Brent futures settled down 6 cents, or 0.08%, at$76.55 a
barrel. U.S. West Texas Intermediate (WTI) crude finished down 15 cents, or
0.21%, at $71.43.
The market tumbled earlier in the session after a New York
Federal Reserve Bank manufacturing survey showed a third month of declines in
new orders, which could be a sign of weaker demand for oil in the coming year.
"What started the sell off was the sharp drop in the
New York manufacturing numbers," said Phil Flynn, analyst at Price Futures
Group.
"This market seems a little more sensitive to every new
headline," Flynn added. "They're still not sure we've found the
bottom to this market."
Traders were also shaken by comments from New York Federal
Reserve Bank President John Williams on Friday about hopes for interest rate
cuts in the coming year.
"We aren't really talking about rate cuts right
now," Williams said in an interview with CNBC. When it comes to the
question of lowering rates, "I just think it's just premature to be even
thinking about that" at this point, he said.
On Thursday Federal Reserve Chairman Jerome Powell said
interest rate hikes intended to curb inflation were likely at an end, but left
open the possibility for further increases.
The dollar fell to a four-month low on Thursday after the
U.S. central bank after Powell's comments, seeing signs lower borrowing costs
are coming in 2024. The dollar index was broadly steady on Friday.

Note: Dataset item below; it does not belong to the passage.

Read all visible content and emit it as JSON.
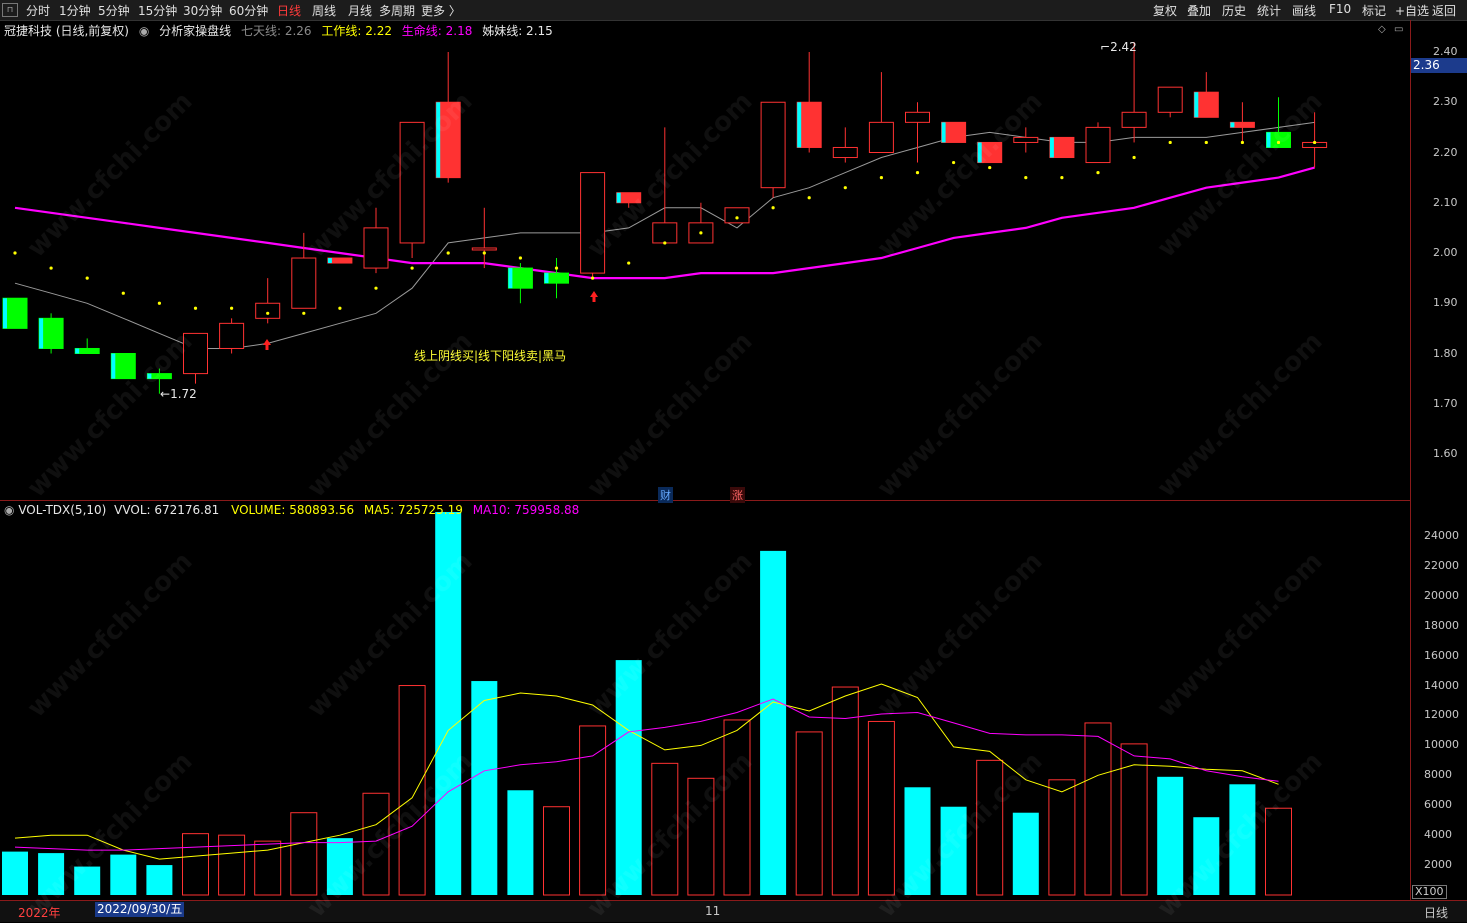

A weaker dollar makes dollar-denominated oil cheaper for
foreign buyers.
World oil consumption will rise by 1.1 million barrels per
day (bpd) in 2024, the IEA said in a monthly report.
While that is a 130,000-bpd increase from its previous
forecast, the estimate is less than half of the Organization of the Petroleum
Exporting Countries' (OPEC) demand forecast of 2.25 million bpd.

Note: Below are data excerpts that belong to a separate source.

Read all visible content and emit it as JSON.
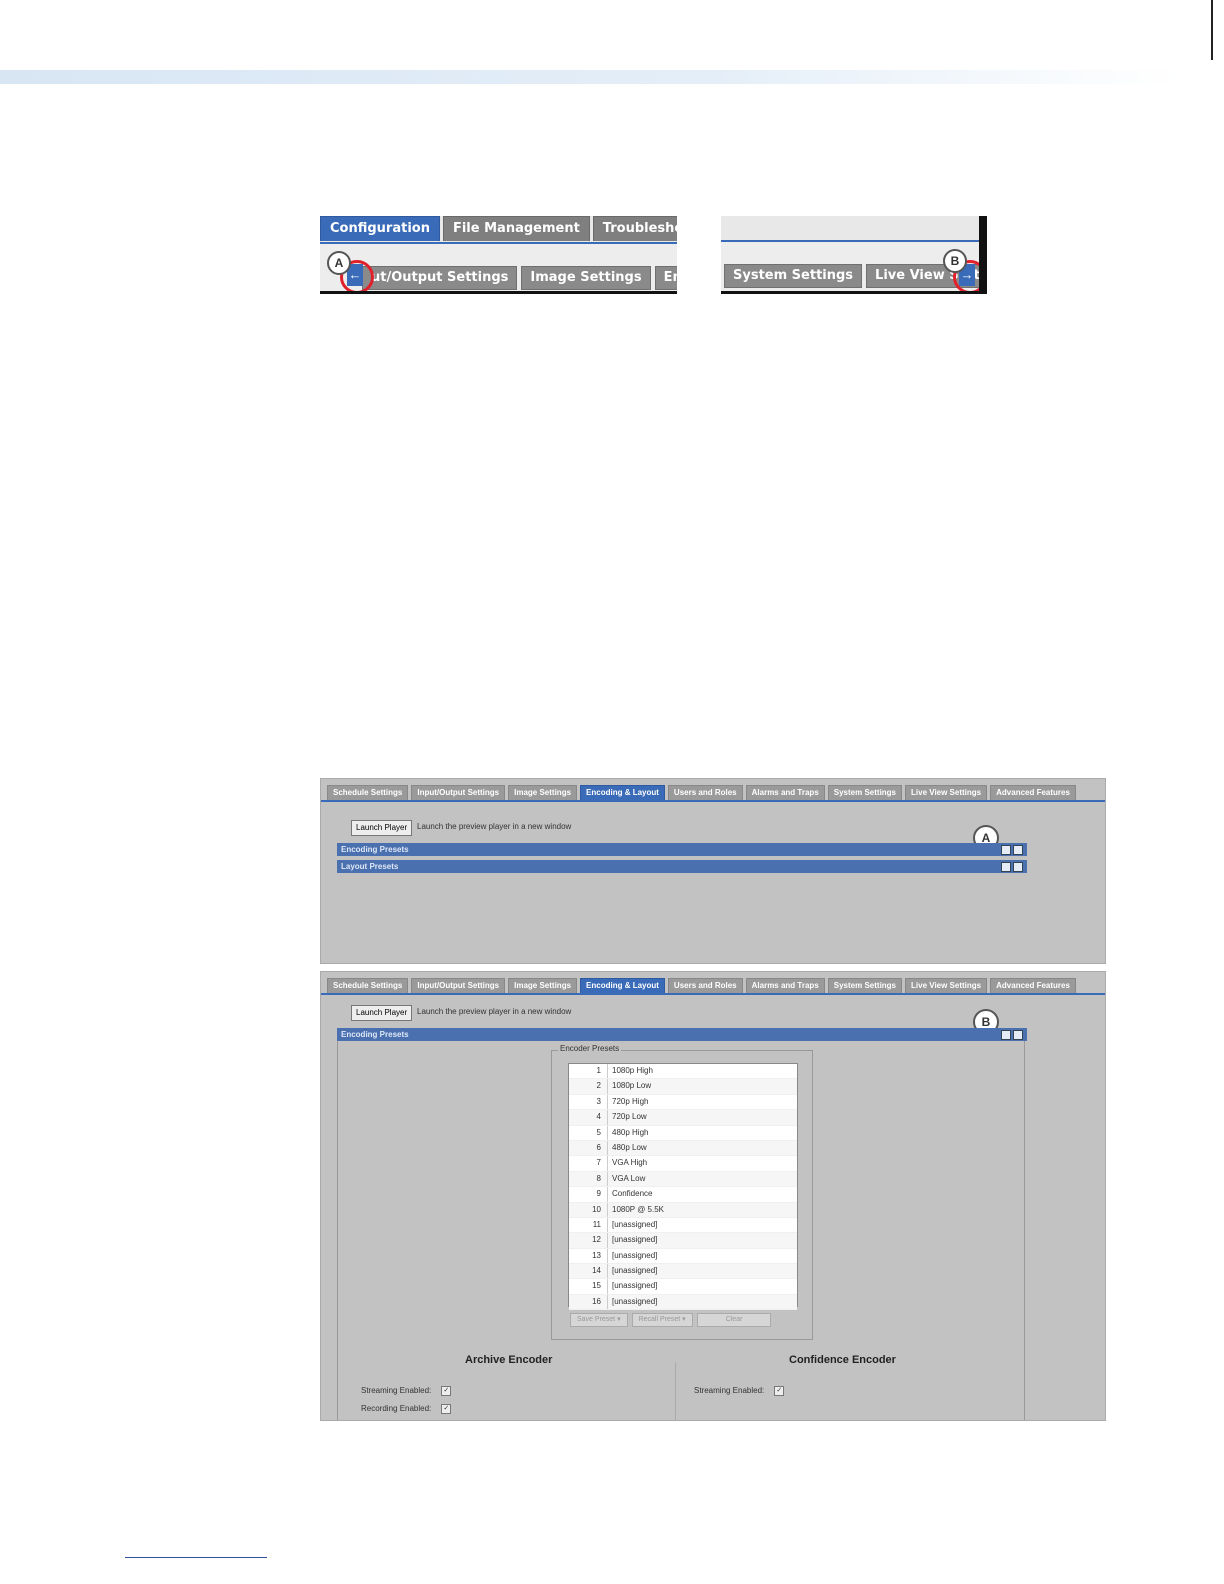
{
  "top_screenshot_left": {
    "main_tabs": [
      "Configuration",
      "File Management",
      "Troubleshooting"
    ],
    "sub_tabs": [
      "ut/Output Settings",
      "Image Settings",
      "Encodin"
    ],
    "callout": "A",
    "scroll_icon": "arrow-left-icon",
    "scroll_glyph": "←"
  },
  "top_screenshot_right": {
    "sub_tabs": [
      "System Settings",
      "Live View Setti"
    ],
    "callout": "B",
    "scroll_icon": "arrow-right-icon",
    "scroll_glyph": "→"
  },
  "app": {
    "tabs": [
      "Schedule Settings",
      "Input/Output Settings",
      "Image Settings",
      "Encoding & Layout",
      "Users and Roles",
      "Alarms and Traps",
      "System Settings",
      "Live View Settings",
      "Advanced Features"
    ],
    "launch_button": "Launch Player",
    "launch_text": "Launch the preview player in a new window"
  },
  "screenshot_collapsed": {
    "callout": "A",
    "panels": [
      "Encoding Presets",
      "Layout Presets"
    ]
  },
  "screenshot_expanded": {
    "callout": "B",
    "panel": "Encoding Presets",
    "fieldset_legend": "Encoder Presets",
    "presets": [
      {
        "num": "1",
        "name": "1080p High"
      },
      {
        "num": "2",
        "name": "1080p Low"
      },
      {
        "num": "3",
        "name": "720p High"
      },
      {
        "num": "4",
        "name": "720p Low"
      },
      {
        "num": "5",
        "name": "480p High"
      },
      {
        "num": "6",
        "name": "480p Low"
      },
      {
        "num": "7",
        "name": "VGA High"
      },
      {
        "num": "8",
        "name": "VGA Low"
      },
      {
        "num": "9",
        "name": "Confidence"
      },
      {
        "num": "10",
        "name": "1080P @ 5.5K"
      },
      {
        "num": "11",
        "name": "[unassigned]"
      },
      {
        "num": "12",
        "name": "[unassigned]"
      },
      {
        "num": "13",
        "name": "[unassigned]"
      },
      {
        "num": "14",
        "name": "[unassigned]"
      },
      {
        "num": "15",
        "name": "[unassigned]"
      },
      {
        "num": "16",
        "name": "[unassigned]"
      }
    ],
    "preset_buttons": [
      "Save Preset ▾",
      "Recall Preset ▾",
      "Clear"
    ],
    "archive": {
      "title": "Archive Encoder",
      "streaming": "Streaming Enabled:",
      "recording": "Recording Enabled:"
    },
    "confidence": {
      "title": "Confidence Encoder",
      "streaming": "Streaming Enabled:"
    },
    "check_glyph": "✓"
  }
}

OPEC and its allies led by Russia, in late November agreed
on voluntary cuts of about 2.2 million bpd lasting throughout the first
quarter.
"The markets in general and oil in particular are
trying to sort out what's going on," said John Kilduff, partner with Again
Capital LLC. "Everyone's trying to feel their way."
Money managers cut their net long U.S. crude futures and
options positions in the week to December 12, the U.S. Commodity Futures
Trading Commission (CFTC) said on Friday.
Another bullish signal for oil markets on Friday was the
lower drilling rig count from energy technology firm Baker Hughes. The oil and
gas rig count, an early indicator of future output, fell by 3 to 623 in the
week to Dec. 15.
Baker Hughes said U.S. oil rigs fell 2 to 501 this week,
while gas rigs were unchanged at 119. That brings the rig count down from a
post-pandemic high of 784 in December 2022 due to a drop in oil and gas prices.